Which Was the Happiest?
When the old woman saw this she said that the rose had lived long enough for beauty, and that now she intended to put it to practical use. Then she picked it, wrapped it in old newspaper, and took it home, where she put it with other faded roses and those blue boys they call lavender, in a potpouri, embalmed in salt. Mind you, embalmed - an honor granted only to roses and kings.
"I will be the most highly honored," the rose declared, as the old weed puller took her. "I am the happiest one, for I am to be embalmed."
Then two young men came strolling through the garden. One was a painter; the other was a poet. Each plucked a rose most fair to see. The painter put upon canvas a likeness of the rose in bloom, a picture so perfect and so lovely that the rose itself supposed it must be looking into a mirror.
"In this way," said the painter, "it shall live on, for generations upon generations, while countless other roses fade and die."
"Ah!" said the rose, "after all, it is I who have been most highly favored. I had the best luck of all."
But the poet looked at his rose, and wrote a poem about it to express the mystery of love. Yes, his book was a complete picture of love. It was a piece of immortal verse.
"This book has made me immortal," the rose said. "I am the most fortunate one."

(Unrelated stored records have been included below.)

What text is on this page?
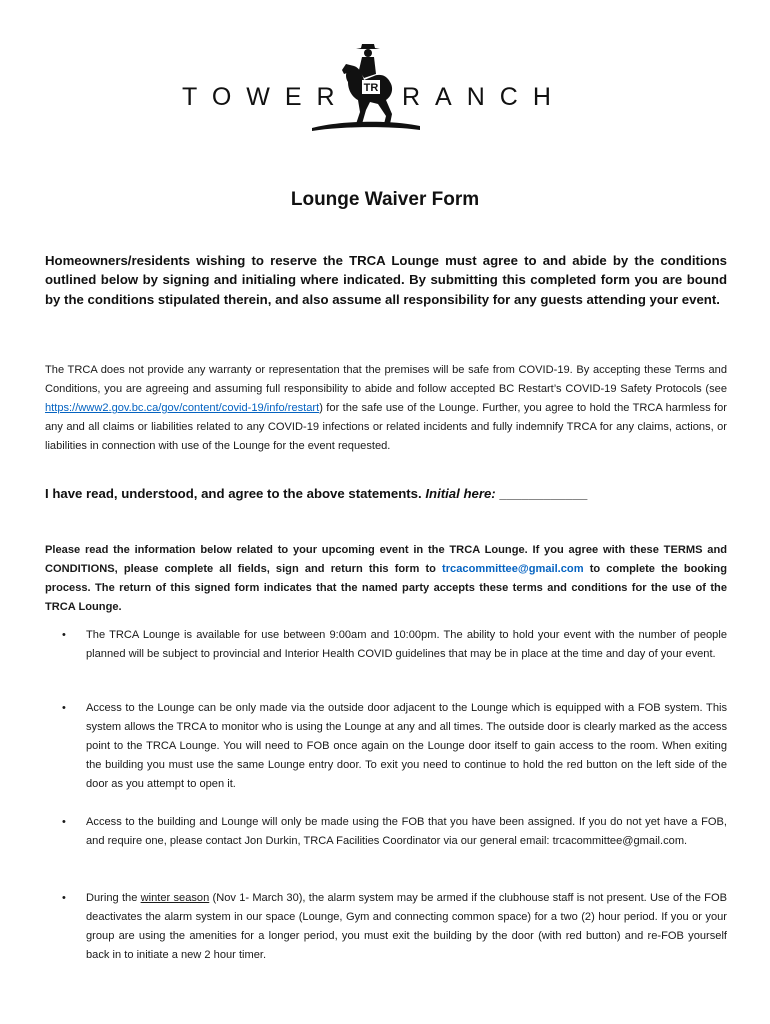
TOWER TR RANCH
Lounge Waiver Form

Homeowners/residents wishing to reserve the TRCA Lounge must agree to and abide by the conditions outlined below by signing and initialing where indicated. By submitting this completed form you are bound by the conditions stipulated therein, and also assume all responsibility for any guests attending your event.

The TRCA does not provide any warranty or representation that the premises will be safe from COVID-19. By accepting these Terms and Conditions, you are agreeing and assuming full responsibility to abide and follow accepted BC Restart’s COVID-19 Safety Protocols (see https://www2.gov.bc.ca/gov/content/covid-19/info/restart) for the safe use of the Lounge. Further, you agree to hold the TRCA harmless for any and all claims or liabilities related to any COVID-19 infections or related incidents and fully indemnify TRCA for any claims, actions, or liabilities in connection with use of the Lounge for the event requested.

I have read, understood, and agree to the above statements. Initial here: ____________

Please read the information below related to your upcoming event in the TRCA Lounge. If you agree with these TERMS and CONDITIONS, please complete all fields, sign and return this form to trcacommittee@gmail.com to complete the booking process. The return of this signed form indicates that the named party accepts these terms and conditions for the use of the TRCA Lounge.

• The TRCA Lounge is available for use between 9:00am and 10:00pm. The ability to hold your event with the number of people planned will be subject to provincial and Interior Health COVID guidelines that may be in place at the time and day of your event.
• Access to the Lounge can be only made via the outside door adjacent to the Lounge which is equipped with a FOB system. This system allows the TRCA to monitor who is using the Lounge at any and all times. The outside door is clearly marked as the access point to the TRCA Lounge. You will need to FOB once again on the Lounge door itself to gain access to the room. When exiting the building you must use the same Lounge entry door. To exit you need to continue to hold the red button on the left side of the door as you attempt to open it.
• Access to the building and Lounge will only be made using the FOB that you have been assigned. If you do not yet have a FOB, and require one, please contact Jon Durkin, TRCA Facilities Coordinator via our general email: trcacommittee@gmail.com.
• During the winter season (Nov 1- March 30), the alarm system may be armed if the clubhouse staff is not present. Use of the FOB deactivates the alarm system in our space (Lounge, Gym and connecting common space) for a two (2) hour period. If you or your group are using the amenities for a longer period, you must exit the building by the door (with red button) and re-FOB yourself back in to initiate a new 2 hour timer.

In the midst of these splendid roses was one whom the others hid almost completely. By accident, and perhaps by good fortune, it had a slight defect. It sat slightly askew on its stem, and the leaves on one side of it did not match those on the other. Moreover, in the very heart of the flower grew a crippled leaf, small and green.
Such things happen, even to roses.
"Poor child," said the Wind, and kissed its cheek. The rose took this kiss for one of welcome and tribute. It had a feeling that it was made differently from the other roses, and that the green leaf growing in the heart of it was a mark of distinction. A butterfly fluttered down and kissed its petals. It was a suitor, but the rose let him fly away.